Now there is no way I would embarrass myself by saying such things while sitting in the Piazza della Signoria in around 1500 with Renaissance guys and my new friend Owen Matthews. Perhaps Owen could hold his own by describing the vastness of Russian territories, and the untold riches that hide behind and underneath the vastness. What could poor little ole me say to impress them? That democracy leads to anarchy that requires one-man rule that leads to tyranny and so on? This cycle was called anakuklosis, revolution, as in a wheel. The ancients believed that man was held in the hands of fate, fate being a spinning wheel that raised some men to be kings and heroes and brought them down again after another spin.

How did the Greeks counteract the blind circumstance of the spin? Easy. They thought up virtue, virtue being the only force to overcome lady luck – or whatever you want to call it. Not bad for people without televisions, cars, mobile telephones, or even rap music; just a few flutes and harps. The emblem of virtue was first and foremost Hercules, slayer of monsters, all-round hero and symbol of the individual’s ability to determine his own fate. Again, the Greeks did not do badly for people who had never heard of Russell Brand. Virtue originally meant courage in battle, but it came to include integrity in all spheres. After a while, virtue vs fortune became the number one game, the superbowl of life. The Greeks saw everything as a contest: the philosophers against the forces of ignorance and darkness, as in the myth of Prometheus, Plato’s struggles against the forces of opinion.

I’ve read a lot about Russian history, but mostly recent Romanov stuff. All I can add to any American disinformation put out daily by the Military-Industrial Gangster Corporation is that when Napoleon invaded he was certain the Russian serfs would follow him to bring down the Tsarists. But although they were starving, the peasant serfs, slaves in reality, burnt their own crops denying the invaders sustenance. Napo could not believe the reports, and paid for his folly with 300,000 dead.

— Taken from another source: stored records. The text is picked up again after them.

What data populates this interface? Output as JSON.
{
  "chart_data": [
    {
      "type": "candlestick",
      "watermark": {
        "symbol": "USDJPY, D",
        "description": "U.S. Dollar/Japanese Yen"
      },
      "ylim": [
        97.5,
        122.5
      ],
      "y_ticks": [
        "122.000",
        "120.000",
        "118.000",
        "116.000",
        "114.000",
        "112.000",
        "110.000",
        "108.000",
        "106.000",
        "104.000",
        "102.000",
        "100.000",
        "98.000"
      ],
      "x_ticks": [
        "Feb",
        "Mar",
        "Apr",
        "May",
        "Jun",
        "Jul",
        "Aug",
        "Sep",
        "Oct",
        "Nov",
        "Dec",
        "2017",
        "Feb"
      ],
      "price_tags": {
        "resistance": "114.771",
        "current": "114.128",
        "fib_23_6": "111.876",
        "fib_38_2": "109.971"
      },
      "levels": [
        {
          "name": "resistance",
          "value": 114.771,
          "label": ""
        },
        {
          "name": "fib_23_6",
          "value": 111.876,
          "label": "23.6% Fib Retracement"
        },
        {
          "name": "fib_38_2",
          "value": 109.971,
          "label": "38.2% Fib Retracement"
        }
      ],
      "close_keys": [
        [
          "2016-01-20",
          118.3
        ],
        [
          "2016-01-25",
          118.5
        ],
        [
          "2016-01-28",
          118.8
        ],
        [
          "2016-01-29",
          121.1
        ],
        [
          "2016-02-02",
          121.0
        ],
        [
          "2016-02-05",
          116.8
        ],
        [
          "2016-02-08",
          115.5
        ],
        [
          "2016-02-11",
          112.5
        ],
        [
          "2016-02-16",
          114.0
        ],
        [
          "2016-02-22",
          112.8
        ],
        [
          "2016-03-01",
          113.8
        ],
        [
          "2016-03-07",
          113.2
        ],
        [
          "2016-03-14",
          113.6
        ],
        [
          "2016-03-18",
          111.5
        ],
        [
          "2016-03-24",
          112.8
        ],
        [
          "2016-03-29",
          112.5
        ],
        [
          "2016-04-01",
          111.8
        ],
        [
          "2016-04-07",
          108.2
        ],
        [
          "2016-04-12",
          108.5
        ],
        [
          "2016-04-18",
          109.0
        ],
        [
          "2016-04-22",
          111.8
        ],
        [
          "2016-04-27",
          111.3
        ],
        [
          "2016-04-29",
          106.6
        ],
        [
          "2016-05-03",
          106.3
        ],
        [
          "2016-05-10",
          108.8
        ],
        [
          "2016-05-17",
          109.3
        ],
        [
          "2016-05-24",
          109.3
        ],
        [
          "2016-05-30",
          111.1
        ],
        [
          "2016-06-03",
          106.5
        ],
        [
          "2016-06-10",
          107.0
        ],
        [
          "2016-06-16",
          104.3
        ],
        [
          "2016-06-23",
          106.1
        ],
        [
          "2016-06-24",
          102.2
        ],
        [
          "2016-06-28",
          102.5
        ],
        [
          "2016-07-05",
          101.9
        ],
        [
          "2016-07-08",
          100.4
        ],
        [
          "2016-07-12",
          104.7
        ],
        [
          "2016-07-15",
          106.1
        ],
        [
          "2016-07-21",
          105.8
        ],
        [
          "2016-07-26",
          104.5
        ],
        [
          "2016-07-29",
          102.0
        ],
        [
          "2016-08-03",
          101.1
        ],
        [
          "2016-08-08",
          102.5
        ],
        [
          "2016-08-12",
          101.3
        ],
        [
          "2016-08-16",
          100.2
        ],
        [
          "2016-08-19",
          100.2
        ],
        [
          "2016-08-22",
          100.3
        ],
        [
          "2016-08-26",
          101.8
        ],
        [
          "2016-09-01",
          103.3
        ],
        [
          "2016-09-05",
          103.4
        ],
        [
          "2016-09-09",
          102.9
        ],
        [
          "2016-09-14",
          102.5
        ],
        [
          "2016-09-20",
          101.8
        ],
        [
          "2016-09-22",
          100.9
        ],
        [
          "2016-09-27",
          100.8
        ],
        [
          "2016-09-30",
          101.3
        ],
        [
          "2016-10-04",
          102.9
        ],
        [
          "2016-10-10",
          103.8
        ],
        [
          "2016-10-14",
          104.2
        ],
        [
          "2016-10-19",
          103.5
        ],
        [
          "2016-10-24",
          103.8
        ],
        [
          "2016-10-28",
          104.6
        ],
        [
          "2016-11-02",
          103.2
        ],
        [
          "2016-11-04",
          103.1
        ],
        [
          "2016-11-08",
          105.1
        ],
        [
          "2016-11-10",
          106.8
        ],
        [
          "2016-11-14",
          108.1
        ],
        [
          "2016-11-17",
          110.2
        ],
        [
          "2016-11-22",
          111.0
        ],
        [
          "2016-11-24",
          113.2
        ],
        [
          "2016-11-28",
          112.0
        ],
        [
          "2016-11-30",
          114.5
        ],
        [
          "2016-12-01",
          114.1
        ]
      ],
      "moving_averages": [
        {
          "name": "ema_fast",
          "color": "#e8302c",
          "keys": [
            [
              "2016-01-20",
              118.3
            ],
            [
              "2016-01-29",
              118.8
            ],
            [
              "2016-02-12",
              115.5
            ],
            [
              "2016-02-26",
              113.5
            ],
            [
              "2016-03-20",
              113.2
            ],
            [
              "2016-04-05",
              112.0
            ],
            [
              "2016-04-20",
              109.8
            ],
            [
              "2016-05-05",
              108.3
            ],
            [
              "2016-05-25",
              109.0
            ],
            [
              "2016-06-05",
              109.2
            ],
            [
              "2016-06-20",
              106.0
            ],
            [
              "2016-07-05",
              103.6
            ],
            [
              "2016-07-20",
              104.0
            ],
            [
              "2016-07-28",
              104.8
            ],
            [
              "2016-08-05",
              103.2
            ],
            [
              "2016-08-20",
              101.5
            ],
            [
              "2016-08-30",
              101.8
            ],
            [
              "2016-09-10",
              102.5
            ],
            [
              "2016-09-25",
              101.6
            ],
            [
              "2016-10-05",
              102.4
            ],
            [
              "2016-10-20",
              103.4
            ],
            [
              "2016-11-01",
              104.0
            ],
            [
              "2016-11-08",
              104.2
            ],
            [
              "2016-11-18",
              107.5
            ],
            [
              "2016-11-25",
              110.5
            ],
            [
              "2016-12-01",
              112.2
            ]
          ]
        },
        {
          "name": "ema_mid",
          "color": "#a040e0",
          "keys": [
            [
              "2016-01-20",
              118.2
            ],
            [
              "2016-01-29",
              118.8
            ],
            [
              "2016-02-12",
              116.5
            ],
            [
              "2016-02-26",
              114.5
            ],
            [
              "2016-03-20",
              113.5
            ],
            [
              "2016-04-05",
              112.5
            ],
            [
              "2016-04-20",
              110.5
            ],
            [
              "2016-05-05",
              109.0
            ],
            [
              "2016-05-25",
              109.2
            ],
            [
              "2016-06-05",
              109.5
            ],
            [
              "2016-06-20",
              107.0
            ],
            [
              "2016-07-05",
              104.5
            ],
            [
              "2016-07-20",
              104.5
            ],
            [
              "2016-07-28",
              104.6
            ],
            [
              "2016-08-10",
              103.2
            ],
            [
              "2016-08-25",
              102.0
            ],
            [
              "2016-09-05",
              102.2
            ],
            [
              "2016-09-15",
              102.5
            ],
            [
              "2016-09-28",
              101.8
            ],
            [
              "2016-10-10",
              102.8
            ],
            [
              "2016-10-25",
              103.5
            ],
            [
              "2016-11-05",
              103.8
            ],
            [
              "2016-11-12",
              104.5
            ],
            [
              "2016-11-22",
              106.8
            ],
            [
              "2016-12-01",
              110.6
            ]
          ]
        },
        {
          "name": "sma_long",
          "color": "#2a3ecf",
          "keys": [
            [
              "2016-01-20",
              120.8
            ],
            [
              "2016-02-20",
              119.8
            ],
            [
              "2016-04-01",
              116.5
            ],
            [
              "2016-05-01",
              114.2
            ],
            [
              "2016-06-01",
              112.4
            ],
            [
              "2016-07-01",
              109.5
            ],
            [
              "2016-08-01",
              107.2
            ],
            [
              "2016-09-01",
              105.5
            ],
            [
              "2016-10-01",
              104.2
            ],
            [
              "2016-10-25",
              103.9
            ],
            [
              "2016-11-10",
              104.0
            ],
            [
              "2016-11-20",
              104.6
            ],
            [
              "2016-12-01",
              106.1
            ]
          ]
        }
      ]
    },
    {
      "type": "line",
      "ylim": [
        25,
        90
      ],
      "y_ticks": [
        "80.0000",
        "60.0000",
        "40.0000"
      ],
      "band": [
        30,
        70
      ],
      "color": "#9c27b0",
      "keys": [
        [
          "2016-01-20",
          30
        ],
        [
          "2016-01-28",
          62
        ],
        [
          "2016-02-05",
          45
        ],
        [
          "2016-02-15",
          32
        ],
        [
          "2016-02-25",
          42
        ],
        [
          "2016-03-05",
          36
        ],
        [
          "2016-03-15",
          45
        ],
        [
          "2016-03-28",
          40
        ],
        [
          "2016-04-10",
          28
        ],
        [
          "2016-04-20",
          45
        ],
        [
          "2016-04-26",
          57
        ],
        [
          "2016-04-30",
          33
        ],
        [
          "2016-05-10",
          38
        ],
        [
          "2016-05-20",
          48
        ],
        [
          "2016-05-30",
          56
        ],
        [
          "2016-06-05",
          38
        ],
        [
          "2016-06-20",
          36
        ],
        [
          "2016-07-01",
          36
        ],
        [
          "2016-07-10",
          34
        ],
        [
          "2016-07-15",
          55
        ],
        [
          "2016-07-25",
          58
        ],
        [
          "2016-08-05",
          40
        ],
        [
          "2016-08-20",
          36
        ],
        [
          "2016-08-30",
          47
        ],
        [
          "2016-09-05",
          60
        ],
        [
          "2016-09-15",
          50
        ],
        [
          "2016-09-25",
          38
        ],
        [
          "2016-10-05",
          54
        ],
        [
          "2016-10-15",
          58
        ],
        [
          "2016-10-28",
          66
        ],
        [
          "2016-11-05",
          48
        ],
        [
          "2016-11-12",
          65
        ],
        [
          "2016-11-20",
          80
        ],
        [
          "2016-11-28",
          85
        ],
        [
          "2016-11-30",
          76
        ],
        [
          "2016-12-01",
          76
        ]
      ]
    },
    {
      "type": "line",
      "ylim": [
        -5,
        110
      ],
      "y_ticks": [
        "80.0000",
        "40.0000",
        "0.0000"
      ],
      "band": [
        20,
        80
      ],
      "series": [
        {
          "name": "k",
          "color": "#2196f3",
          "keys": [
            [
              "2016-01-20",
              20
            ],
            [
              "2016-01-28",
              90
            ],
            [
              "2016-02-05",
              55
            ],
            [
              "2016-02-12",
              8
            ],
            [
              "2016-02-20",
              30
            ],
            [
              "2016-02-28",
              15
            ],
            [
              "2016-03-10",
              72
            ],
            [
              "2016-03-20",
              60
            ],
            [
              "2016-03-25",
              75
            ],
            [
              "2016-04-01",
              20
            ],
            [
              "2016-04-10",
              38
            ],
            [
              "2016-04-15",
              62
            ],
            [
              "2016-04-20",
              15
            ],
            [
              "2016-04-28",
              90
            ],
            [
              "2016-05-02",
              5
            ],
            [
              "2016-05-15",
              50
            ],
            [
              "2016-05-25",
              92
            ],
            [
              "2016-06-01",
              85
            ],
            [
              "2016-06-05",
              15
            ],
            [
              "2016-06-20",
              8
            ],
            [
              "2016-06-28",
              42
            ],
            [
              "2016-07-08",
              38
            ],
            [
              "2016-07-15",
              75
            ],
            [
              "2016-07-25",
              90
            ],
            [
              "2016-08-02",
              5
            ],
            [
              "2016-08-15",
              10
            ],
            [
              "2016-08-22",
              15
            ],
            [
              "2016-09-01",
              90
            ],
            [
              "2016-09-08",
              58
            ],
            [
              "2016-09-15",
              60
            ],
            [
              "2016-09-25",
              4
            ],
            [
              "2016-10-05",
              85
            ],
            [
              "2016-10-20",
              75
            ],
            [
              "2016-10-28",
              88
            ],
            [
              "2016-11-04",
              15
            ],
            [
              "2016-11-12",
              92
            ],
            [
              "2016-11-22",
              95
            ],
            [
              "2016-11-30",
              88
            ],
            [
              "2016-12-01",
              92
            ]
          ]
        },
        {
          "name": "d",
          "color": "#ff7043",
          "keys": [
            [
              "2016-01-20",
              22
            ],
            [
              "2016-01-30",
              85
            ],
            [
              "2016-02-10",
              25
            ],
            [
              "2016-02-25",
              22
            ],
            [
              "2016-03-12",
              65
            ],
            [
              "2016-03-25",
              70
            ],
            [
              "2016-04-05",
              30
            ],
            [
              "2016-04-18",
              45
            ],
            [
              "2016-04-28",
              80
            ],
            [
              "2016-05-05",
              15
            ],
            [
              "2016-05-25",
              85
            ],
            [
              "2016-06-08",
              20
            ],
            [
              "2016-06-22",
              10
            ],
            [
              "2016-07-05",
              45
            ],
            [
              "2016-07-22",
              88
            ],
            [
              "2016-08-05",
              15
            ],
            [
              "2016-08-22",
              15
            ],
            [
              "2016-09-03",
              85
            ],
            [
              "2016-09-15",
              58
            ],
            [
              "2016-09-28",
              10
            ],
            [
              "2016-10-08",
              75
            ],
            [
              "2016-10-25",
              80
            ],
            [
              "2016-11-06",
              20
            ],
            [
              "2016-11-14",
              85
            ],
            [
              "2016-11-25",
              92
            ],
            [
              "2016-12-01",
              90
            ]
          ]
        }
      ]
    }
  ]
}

So, next time you hear that Russia is disintegrating, pick up a history book. Otherwise, London was fun, and after the Speccie party I went to Bellamy’s for a great steak dinner, offered to me by the innkeeper Gavin Rankin. My next stop in London will be Marina Lambton’s book party. I once slept in her bed but alas she was not in it. Her father Timmy (four million acres) Hanbury had assigned me her room during the cricket weekend. Because of her absence, I was almost voted man of the match.